Because the demand for oil and gas continues to grow, safer and more reliable methods of developing oil and gas fields need to be developed. Producing gas from the Arctic Ocean provides unique challenges, especially as drilling moves into deeper water depths, faces more severe ice conditions, and as well complexity increases.
Ice floe detection has been developed using a variety of ice monitoring systems. Strass (1998) derive ice draft and coverage from acoustic measurements made with moored Upward Looking Sonars (ULSs) sounding the sea surface remotely from below. Harms, et al., (2001) use moored ULS data to measure sea ice draft. Wadhams, et al. (2006) developed an autonomous underwater vehicle (AUV) for under-ice studies with unmanned under-ice vehicle and a multibeam sonar. Hyatt, et al., (2008) use upward-looking acoustic Doppler current profiler (ADCP) to determine ice coverage with moored systems. (Theriault, et al., 2009).
Johnson, GB2223642, describes methods of tracking the movement of sea-ice using successive images from orbiting satellites. Deines and Maier, U.S. Pat. No. 5,122,990, indicate that a signal echo may be used in an upward looking configuration to measure the movement of sheets of ice in one of the polar regions. Glynn, et al., U.S. Pat. No. 5,381,694, provide a relatively inexpensive reflectometer apparatus that can measure the thickness of material such as ice. Yankielun and Ferrick, U.S. Pat. No. 5,585,799, pertains to a microwave continuous wave (CW) Doppler radar system for river ice motion detection and real-time kinematic data acquisition using digital signal processing equipment. Matsuoka, et al., U.S. Pat. No. 7,095,359, describe an ice thickness/drifting velocity observation of sea ice by using an ice thickness measurement sonar and a current meter moored into the sea and a sea ice observation by a high-resolution airborne SAR are synchronously performed to calculate a correlation between a draft profile of sea ice passing over the sonar and an SAR backscattering coefficient profile. Williams and Yankielun, U.S. Pat. No. 6,700,528, provide a compact and relatively inexpensive motion detection and alerting system implemented in a single, environmentally secure and benign package. Although a variety of ice floe monitoring equipment has been developed, these systems are limited to small areas, fixed positions within the ocean or near the equipment, or limited in the amount of time available.

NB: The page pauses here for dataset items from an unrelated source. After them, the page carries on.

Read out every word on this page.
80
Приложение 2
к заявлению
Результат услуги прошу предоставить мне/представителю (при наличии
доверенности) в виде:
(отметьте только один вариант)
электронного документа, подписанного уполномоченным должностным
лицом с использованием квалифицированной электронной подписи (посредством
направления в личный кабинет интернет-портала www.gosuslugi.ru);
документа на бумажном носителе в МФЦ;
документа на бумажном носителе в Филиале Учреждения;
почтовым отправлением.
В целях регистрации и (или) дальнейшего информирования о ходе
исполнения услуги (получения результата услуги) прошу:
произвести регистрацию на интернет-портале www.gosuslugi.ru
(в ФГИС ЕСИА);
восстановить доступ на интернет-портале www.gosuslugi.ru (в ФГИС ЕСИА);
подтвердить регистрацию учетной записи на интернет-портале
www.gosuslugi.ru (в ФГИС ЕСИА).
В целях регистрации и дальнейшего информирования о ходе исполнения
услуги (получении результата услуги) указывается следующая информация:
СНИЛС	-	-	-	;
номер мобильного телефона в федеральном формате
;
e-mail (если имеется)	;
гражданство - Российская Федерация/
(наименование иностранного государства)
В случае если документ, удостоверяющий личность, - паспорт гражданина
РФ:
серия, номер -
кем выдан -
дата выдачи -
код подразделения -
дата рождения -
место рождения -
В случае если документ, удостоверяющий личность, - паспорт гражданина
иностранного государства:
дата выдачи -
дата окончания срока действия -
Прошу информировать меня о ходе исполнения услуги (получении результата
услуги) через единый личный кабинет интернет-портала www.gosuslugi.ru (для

Oil and gas companies wishing to drill and develop an oil or gas field in the offshore Arctic Ocean need to know on a near continuous basis what kind of ice environment they are dealing with. In the Alaska and Beaufort Canadian areas of the Arctic Ocean, the ice is usually composed of “floes”, large bodies of ice that may extend up to several hundred square miles in area and 100 feet in thickness. These floes move around in a somewhat erratic and unpredictable fashion. Although satellite imaging can be used to track ice floes on a near-continuous basis and predict with certain probabilities where they are heading, as well as measuring their area in the x and the y direction (FIG. 1), the third dimension, the thickness of the ice floe, cannot be measured satisfactorily. What is required is a method to measure and monitor on a continuous bases large areas of the ice floes including detailed the under-ice topography that describes the depth, mass, speed and direction of the ice floes.